Comunismo a la venezolana: dos enseñanzas
Con la declaración de Chávez como socialista, eufemismo al que recurre para esconder su verdadera vocación comunista, habrá que reeditar en el mundo político y académico venezolano un debate que se creía cancelado después del derrumbe del Muro de Berlín, de la desaparición por naufragio del imperio soviético, y de la edición de aquel libro de Francis Fukuyama que causó revuelo, El fin de la historia y el último hombre, donde el pensador estadounidense de origen japonés coloca al socialismo y a toda forma de colectivismo en el baúl de los recuerdos, al tiempo que proclama el triunfo rotundo y definitivo del capitalismo, la libertad de mercado, la libre empresa y la democracia liberal.
Lo que ocurre en Venezuela nos enseña que las naciones no superan de forma absoluta ningún estadio. Siempre que se den determinadas condiciones, es posible volver atrás. Fidel Castro y el modelo comunista que intenta exportar sufren su primera derrota importante en el plano internacional precisamente aquí en Venezuela, de manos de Rómulo Betancourt, primero, y de Raúl Leoni, después. El de Betancourt es el primer Gobierno que rompe con Fidel cuando éste declara el carácter comunista de su revolución en abril de 1961. Quien desde la Sierra Maestra había defendido los valores de la democracia y la república, y jura que no lo movía ninguna ambición subalterna de poder, concentra en sus manos el control total del Estado cubano, transformándose en un tirano similar a Lenin, Mao y Stalin, sus predecesores rojos. Castro entiende que el apoyo de la URSS no es suficiente para implantar su revolución y que requiere que otros países del continente sigan su ejemplo. Esta pretensión encuentra una muralla inaccesible en los gobiernos democráticos de la región, especialmente en el de Betancourt que jamás coqueteó con el demagogo y déspota cubano. La democracia venezolana, fundada en los principios de libertad, igualdad y fraternidad que, después de la Revolución Francesa, inspiran a todas las sociedades democráticas del mundo, se convierte en la alternativa a esa inmensa mezcla de cárcel y cementerio que el doctor Castro crea en la isla antillana. Los demócratas criollos obligan a batir en retirada a los comunistas internos, quienes quedan pulverizados por casi 40 años, hasta que Chávez, con la ayuda de los grupos que actúan durante quinquenios como si el sistema democrático tuviese bases anti sísmicas, retoma la hoz, el martillo y el fusil del comunismo cubano. Ahora nos vemos metidos en este inmenso brete: milicias populares, “justicia revolucionaria”, adoctrinamiento ideológico, (auto)censura de prensa, ataque a la propiedad privada, persecución a la disidencia, partido único, subordinación de todos los poderes al jefe del Estado. Todos rasgos típicos del comunismo en su etapa de consolidación. El modelo que se creía superado renace con nuevos bríos, conducido por la mano de un demagogo.

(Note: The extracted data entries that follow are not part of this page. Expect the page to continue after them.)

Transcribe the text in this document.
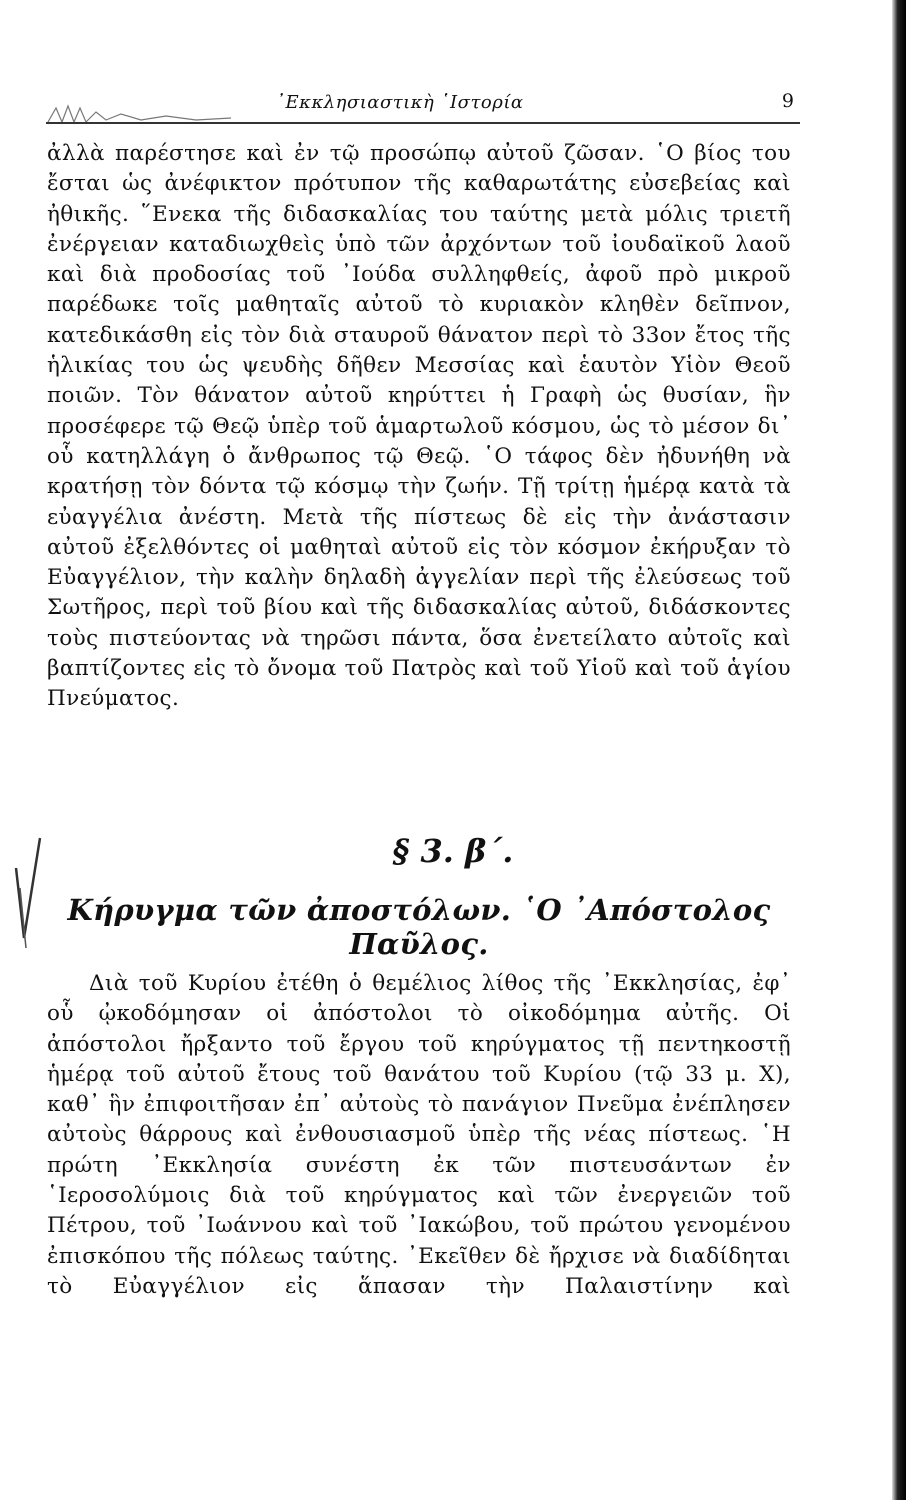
᾿Εκκλησιαστικὴ ῾Ιστορία	9

ἀλλὰ παρέστησε καὶ ἐν τῷ προσώπῳ αὐτοῦ ζῶσαν. ῾Ο βίος του ἔσται ὡς ἀνέφικτον πρότυπον τῆς καθαρωτάτης εὐσεβείας καὶ ἠθικῆς. ῞Ενεκα τῆς διδασκαλίας του ταύτης μετὰ μόλις τριετῆ ἐνέργειαν καταδιωχθεὶς ὑπὸ τῶν ἀρχόντων τοῦ ἰουδαϊκοῦ λαοῦ καὶ διὰ προδοσίας τοῦ ᾿Ιούδα συλληφθείς, ἀφοῦ πρὸ μικροῦ παρέδωκε τοῖς μαθηταῖς αὐτοῦ τὸ κυριακὸν κληθὲν δεῖπνον, κατεδικάσθη εἰς τὸν διὰ σταυροῦ θάνατον περὶ τὸ 33ον ἔτος τῆς ἡλικίας του ὡς ψευδὴς δῆθεν Μεσσίας καὶ ἑαυτὸν Υἱὸν Θεοῦ ποιῶν. Τὸν θάνατον αὐτοῦ κηρύττει ἡ Γραφὴ ὡς θυσίαν, ἣν προσέφερε τῷ Θεῷ ὑπὲρ τοῦ ἁμαρτωλοῦ κόσμου, ὡς τὸ μέσον δι᾿ οὗ κατηλλάγη ὁ ἄνθρωπος τῷ Θεῷ. ῾Ο τάφος δὲν ἠδυνήθη νὰ κρατήσῃ τὸν δόντα τῷ κόσμῳ τὴν ζωήν. Τῇ τρίτῃ ἡμέρᾳ κατὰ τὰ εὐαγγέλια ἀνέστη. Μετὰ τῆς πίστεως δὲ εἰς τὴν ἀνάστασιν αὐτοῦ ἐξελθόντες οἱ μαθηταὶ αὐτοῦ εἰς τὸν κόσμον ἐκήρυξαν τὸ Εὐαγγέλιον, τὴν καλὴν δηλαδὴ ἀγγελίαν περὶ τῆς ἐλεύσεως τοῦ Σωτῆρος, περὶ τοῦ βίου καὶ τῆς διδασκαλίας αὐτοῦ, διδάσκοντες τοὺς πιστεύοντας νὰ τηρῶσι πάντα, ὅσα ἐνετείλατο αὐτοῖς καὶ βαπτίζοντες εἰς τὸ ὄνομα τοῦ Πατρὸς καὶ τοῦ Υἱοῦ καὶ τοῦ ἁγίου Πνεύματος.

§ 3. β΄.
Κήρυγμα τῶν ἀποστόλων. ῾Ο ᾿Απόστολος Παῦλος.

Διὰ τοῦ Κυρίου ἐτέθη ὁ θεμέλιος λίθος τῆς ᾿Εκκλησίας, ἐφ᾿ οὗ ᾠκοδόμησαν οἱ ἀπόστολοι τὸ οἰκοδόμημα αὐτῆς. Οἱ ἀπόστολοι ἤρξαντο τοῦ ἔργου τοῦ κηρύγματος τῇ πεντηκοστῇ ἡμέρᾳ τοῦ αὐτοῦ ἔτους τοῦ θανάτου τοῦ Κυρίου (τῷ 33 μ. Χ), καθ᾿ ἣν ἐπιφοιτῆσαν ἐπ᾿ αὐτοὺς τὸ πανάγιον Πνεῦμα ἐνέπλησεν αὐτοὺς θάρρους καὶ ἐνθουσιασμοῦ ὑπὲρ τῆς νέας πίστεως. ῾Η πρώτη ᾿Εκκλησία συνέστη ἐκ τῶν πιστευσάντων ἐν ῾Ιεροσολύμοις διὰ τοῦ κηρύγματος καὶ τῶν ἐνεργειῶν τοῦ Πέτρου, τοῦ ᾿Ιωάννου καὶ τοῦ ᾿Ιακώβου, τοῦ πρώτου γενομένου ἐπισκόπου τῆς πόλεως ταύτης. ᾿Εκεῖθεν δὲ ἤρχισε νὰ διαδίδηται τὸ Εὐαγγέλιον εἰς ἅπασαν τὴν Παλαιστίνην καὶ
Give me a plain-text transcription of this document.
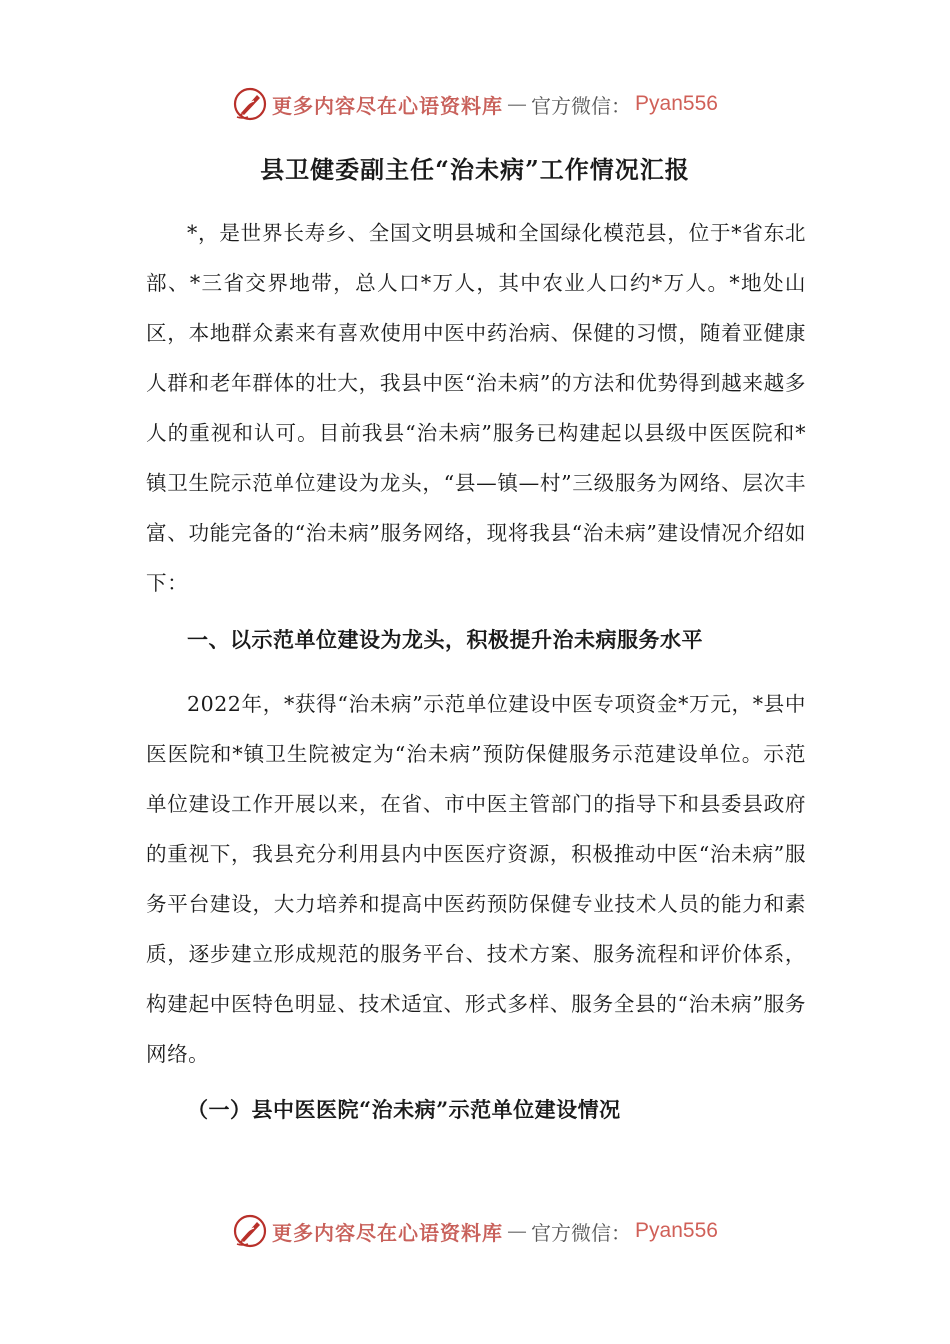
更多内容尽在心语资料库 — 官方微信： Pyan556
县卫健委副主任“治未病”工作情况汇报

*，是世界长寿乡、全国文明县城和全国绿化模范县，位于*省东北部、*三省交界地带，总人口*万人，其中农业人口约*万人。*地处山区，本地群众素来有喜欢使用中医中药治病、保健的习惯，随着亚健康人群和老年群体的壮大，我县中医“治未病”的方法和优势得到越来越多人的重视和认可。目前我县“治未病”服务已构建起以县级中医医院和*镇卫生院示范单位建设为龙头，“县—镇—村”三级服务为网络、层次丰富、功能完备的“治未病”服务网络，现将我县“治未病”建设情况介绍如下：

一、以示范单位建设为龙头，积极提升治未病服务水平

2022年，*获得“治未病”示范单位建设中医专项资金*万元，*县中医医院和*镇卫生院被定为“治未病”预防保健服务示范建设单位。示范单位建设工作开展以来，在省、市中医主管部门的指导下和县委县政府的重视下，我县充分利用县内中医医疗资源，积极推动中医“治未病”服务平台建设，大力培养和提高中医药预防保健专业技术人员的能力和素质，逐步建立形成规范的服务平台、技术方案、服务流程和评价体系，构建起中医特色明显、技术适宜、形式多样、服务全县的“治未病”服务网络。

（一）县中医医院“治未病”示范单位建设情况
更多内容尽在心语资料库 — 官方微信： Pyan556
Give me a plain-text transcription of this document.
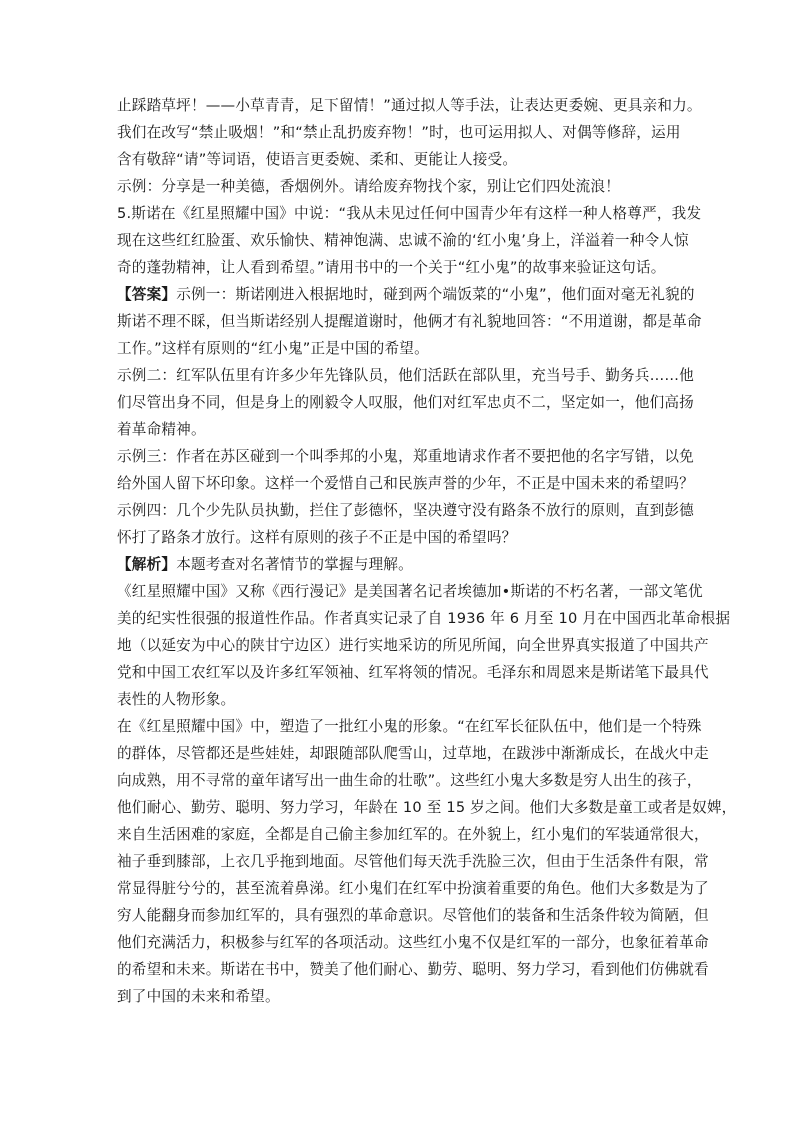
止踩踏草坪！——小草青青，足下留情！”通过拟人等手法，让表达更委婉、更具亲和力。
我们在改写“禁止吸烟！”和“禁止乱扔废弃物！”时，也可运用拟人、对偶等修辞，运用
含有敬辞“请”等词语，使语言更委婉、柔和、更能让人接受。
示例：分享是一种美德，香烟例外。请给废弃物找个家，别让它们四处流浪！
5.斯诺在《红星照耀中国》中说：“我从未见过任何中国青少年有这样一种人格尊严，我发
现在这些红红脸蛋、欢乐愉快、精神饱满、忠诚不渝的‘红小鬼’身上，洋溢着一种令人惊
奇的蓬勃精神，让人看到希望。”请用书中的一个关于“红小鬼”的故事来验证这句话。
【答案】示例一：斯诺刚进入根据地时，碰到两个端饭菜的“小鬼”，他们面对毫无礼貌的
斯诺不理不睬，但当斯诺经别人提醒道谢时，他俩才有礼貌地回答：“不用道谢，都是革命
工作。”这样有原则的“红小鬼”正是中国的希望。
示例二：红军队伍里有许多少年先锋队员，他们活跃在部队里，充当号手、勤务兵……他
们尽管出身不同，但是身上的刚毅令人叹服，他们对红军忠贞不二，坚定如一，他们高扬
着革命精神。
示例三：作者在苏区碰到一个叫季邦的小鬼，郑重地请求作者不要把他的名字写错，以免
给外国人留下坏印象。这样一个爱惜自己和民族声誉的少年，不正是中国未来的希望吗？
示例四：几个少先队员执勤，拦住了彭德怀，坚决遵守没有路条不放行的原则，直到彭德
怀打了路条才放行。这样有原则的孩子不正是中国的希望吗？
【解析】本题考查对名著情节的掌握与理解。
《红星照耀中国》又称《西行漫记》是美国著名记者埃德加•斯诺的不朽名著，一部文笔优
美的纪实性很强的报道性作品。作者真实记录了自 1936 年 6 月至 10 月在中国西北革命根据
地（以延安为中心的陕甘宁边区）进行实地采访的所见所闻，向全世界真实报道了中国共产
党和中国工农红军以及许多红军领袖、红军将领的情况。毛泽东和周恩来是斯诺笔下最具代
表性的人物形象。
在《红星照耀中国》中，塑造了一批红小鬼的形象。“在红军长征队伍中，他们是一个特殊
的群体，尽管都还是些娃娃，却跟随部队爬雪山，过草地，在跋涉中渐渐成长，在战火中走
向成熟，用不寻常的童年诸写出一曲生命的壮歌”。这些红小鬼大多数是穷人出生的孩子，
他们耐心、勤劳、聪明、努力学习，年龄在 10 至 15 岁之间。他们大多数是童工或者是奴婢，
来自生活困难的家庭，全都是自己偷主参加红军的。在外貌上，红小鬼们的军装通常很大，
袖子垂到膝部，上衣几乎拖到地面。尽管他们每天洗手洗脸三次，但由于生活条件有限，常
常显得脏兮兮的，甚至流着鼻涕。红小鬼们在红军中扮演着重要的角色。他们大多数是为了
穷人能翻身而参加红军的，具有强烈的革命意识。尽管他们的装备和生活条件较为简陋，但
他们充满活力，积极参与红军的各项活动。这些红小鬼不仅是红军的一部分，也象征着革命
的希望和未来。斯诺在书中，赞美了他们耐心、勤劳、聪明、努力学习，看到他们仿佛就看
到了中国的未来和希望。
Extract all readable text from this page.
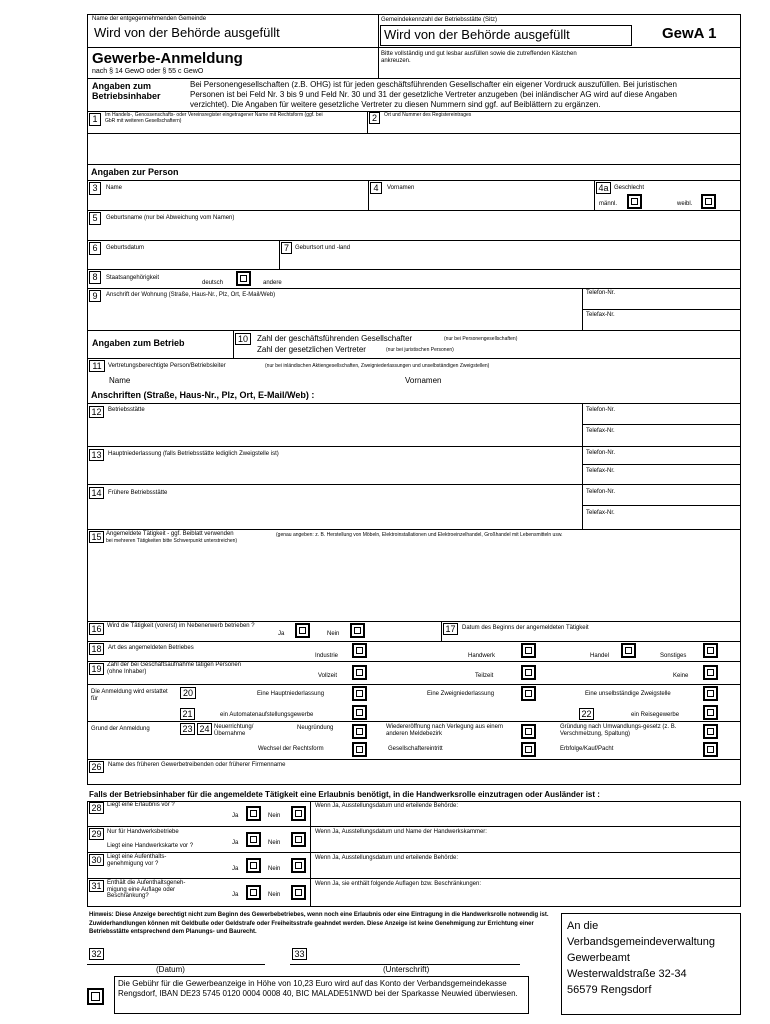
Name der entgegennehmenden Gemeinde
Wird von der Behörde ausgefüllt
Gemeindekennzahl der Betriebsstätte (Sitz)
Wird von der Behörde ausgefüllt	GewA 1
Gewerbe-Anmeldung
nach § 14 GewO oder § 55 c GewO
Bitte vollständig und gut lesbar ausfüllen sowie die zutreffenden Kästchen ankreuzen.
Angaben zum Betriebsinhaber
Bei Personengesellschaften (z.B. OHG) ist für jeden geschäftsführenden Gesellschafter ein eigener Vordruck auszufüllen. Bei juristischen Personen ist bei Feld Nr. 3 bis 9 und Feld Nr. 30 und 31 der gesetzliche Vertreter anzugeben (bei inländischer AG wird auf diese Angaben verzichtet). Die Angaben für weitere gesetzliche Vertreter zu diesen Nummern sind ggf. auf Beiblättern zu ergänzen.
1	Im Handels-, Genossenschafts- oder Vereinsregister eingetragener Name mit Rechtsform (ggf. bei GbR mit weiteren Gesellschaftern)	2	Ort und Nummer des Registereintrages
Angaben zur Person
3	Name	4	Vornamen	4a Geschlecht
männl.	weibl.
5	Geburtsname (nur bei Abweichung vom Namen)
6	Geburtsdatum	7	Geburtsort und -land
8	Staatsangehörigkeit
deutsch	andere
9	Anschrift der Wohnung (Straße, Haus-Nr., Plz, Ort, E-Mail/Web)	Telefon-Nr.
Telefax-Nr.
Angaben zum Betrieb	10	Zahl der geschäftsführenden Gesellschafter	(nur bei Personengesellschaften)
Zahl der gesetzlichen Vertreter	(nur bei juristischen Personen)
11	Vertretungsberechtigte Person/Betriebsleiter	(nur bei inländischen Aktiengesellschaften, Zweigniederlassungen und unselbständigen Zweigstellen)
Name	Vornamen
Anschriften (Straße, Haus-Nr., Plz, Ort, E-Mail/Web) :
12	Betriebsstätte	Telefon-Nr.
Telefax-Nr.
13	Hauptniederlassung (falls Betriebsstätte lediglich Zweigstelle ist)	Telefon-Nr.
Telefax-Nr.
14	Frühere Betriebsstätte	Telefon-Nr.
Telefax-Nr.
15 Angemeldete Tätigkeit - ggf. Beiblatt verwenden
bei mehreren Tätigkeiten bitte Schwerpunkt unterstreichen)
(genau angeben: z. B. Herstellung von Möbeln, Elektroinstallationen und Elektroeinzelhandel, Großhandel mit Lebensmitteln usw.
16 Wird die Tätigkeit (vorerst) im Nebenerwerb betrieben ?
Ja	Nein	17	Datum des Beginns der angemeldeten Tätigkeit
18	Art des angemeldeten Betriebes
Industrie	Handwerk	Handel	Sonstiges
19 Zahl der bei Geschäftsaufnahme tätigen Personen (ohne Inhaber)
Vollzeit	Teilzeit	Keine
Die Anmeldung wird erstattet für
20	Eine Hauptniederlassung	Eine Zweigniederlassung	Eine unselbständige Zweigstelle
21	ein Automatenaufstellungsgewerbe	22	ein Reisegewerbe
Grund der Anmeldung	23 24 Neuerrichtung/ Übernahme
Neugründung	Wiedereröffnung nach Verlegung aus einem anderen Meldebezirk
Gründung nach Umwandlungs-gesetz (z. B. Verschmelzung, Spaltung)
Wechsel der Rechtsform	Gesellschaftereintritt	Erbfolge/Kauf/Pacht
26	Name des früheren Gewerbetreibenden oder früherer Firmenname
Falls der Betriebsinhaber für die angemeldete Tätigkeit eine Erlaubnis benötigt, in die Handwerksrolle einzutragen oder Ausländer ist :
28 Liegt eine Erlaubnis vor ?
Ja	Nein
Wenn Ja, Ausstellungsdatum und erteilende Behörde:
29 Nur für Handwerksbetriebe
Liegt eine Handwerkskarte vor ?	Ja	Nein
Wenn Ja, Ausstellungsdatum und Name der Handwerkskammer:
30 Liegt eine Aufenthalts-genehmigung vor ?
Ja	Nein
Wenn Ja, Ausstellungsdatum und erteilende Behörde:
31 Enthält die Aufenthaltsgeneh-migung eine Auflage oder Beschränkung?	Ja	Nein
Wenn Ja, sie enthält folgende Auflagen bzw. Beschränkungen:
Hinweis: Diese Anzeige berechtigt nicht zum Beginn des Gewerbebetriebes, wenn noch eine Erlaubnis oder eine Eintragung in die Handwerksrolle notwendig ist. Zuwiderhandlungen können mit Geldbuße oder Geldstrafe oder Freiheitsstrafe geahndet werden. Diese Anzeige ist keine Genehmigung zur Errichtung einer Betriebsstätte entsprechend dem Planungs- und Baurecht.
32	33
(Datum)	(Unterschrift)
Die Gebühr für die Gewerbeanzeige in Höhe von 10,23 Euro wird auf das Konto der Verbandsgemeindekasse Rengsdorf, IBAN DE23 5745 0120 0004 0008 40, BIC MALADE51NWD bei der Sparkasse Neuwied überwiesen.
An die
Verbandsgemeindeverwaltung
Gewerbeamt
Westerwaldstraße 32-34
56579 Rengsdorf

La otra lección consiste en que por más compleja que sea una sociedad, siempre se puede aplanar. El comunismo a la venezolana está combinando dos movimientos. Uno es el que acabo de señalar. Se orienta a capturar todo el Estado. A no dejar cabo suelto. Sólo falta por atrapar las universidades y el resto de la educación. En este ámbito han surgido disonancias que el Gobierno trata de anular. Será éste un escenario de duras confrontaciones en los tiempos por venir. El otro proceso apunta a la aniquilación progresiva de la sociedad civil y de toda clase de tejido que ofrezca resistencia social. La red de delatores que propone Barreto, integrada por taxistas y, próximamente, conserjes forma parte de ese propósito de ir minando la capacidad del país a responder, y a pensar de forma diversa y plural. A Hugo Chávez sólo le interesan las agrupaciones que dependen del Estado y son mantenidas por éste. Ello explica el auge de las misiones. En todas ellas sus participantes están empadronados. Forman parte de esa legión inmensa de bocas que se abren y manos que se extienden gracias a la magnificencia de un Estado petrolero conducido por un populista con ansias insaciables de perpetuarse en el poder. A cada “misionero” se le controla y monitorea a través de las becas y subsidios. De ellos se sabe dónde viven, cuál es su cédula de identidad, cuánto ingreso perciben, cuántos familiares tiene. Las misiones son los mismos círculos bolivarianos, sólo que elevados a su máxima potencia y eficacia. Ya no se trata de los exaltados de la “esquina caliente” o de las bandas de facinerosos liderados por Lina Ron. Ahora el proyecto se ha sofisticado gracias a la incorporación de la informática. La nueva base social del chavismo no es realenga. El petróleo ha permitido agrupar al pueblo en “misiones” perfectamente organizadas y administradas por el Estado.
De allí que no sorprenda que la revolución no le confiera importancia a organizar el proletariado industrial en sindicatos independientes, o a promover el surgimiento de gremios profesionales autónomos. Nada que sea libre y no dependa del Estado, o que pueda autofinanciarse sin estar amarrado al bolsillo de Chávez, es visto con buenos ojos por el autócrata. En los núcleos donde no se imponga el pensamiento único bolivariano podría aparecer el morbo de la crítica al régimen. Así son las transformaciones comunistas. Todo el poder del Pueblo para el Partido, y todo el poder del Partido para el Secretario General, en este caso el caudillo. Este principio rigió en la Unión Soviética de Stalin; rige en la Cuba de Castro; y, desde 1999, los emeverristas tratan de que rija en la Venezuela de Chávez. Para los comunistas la diversidad, la pluralidad, la complejidad del tejido social, la libertad de pensamiento y acción son taras burguesas y vicios de la oligarquía que deben erradicarse.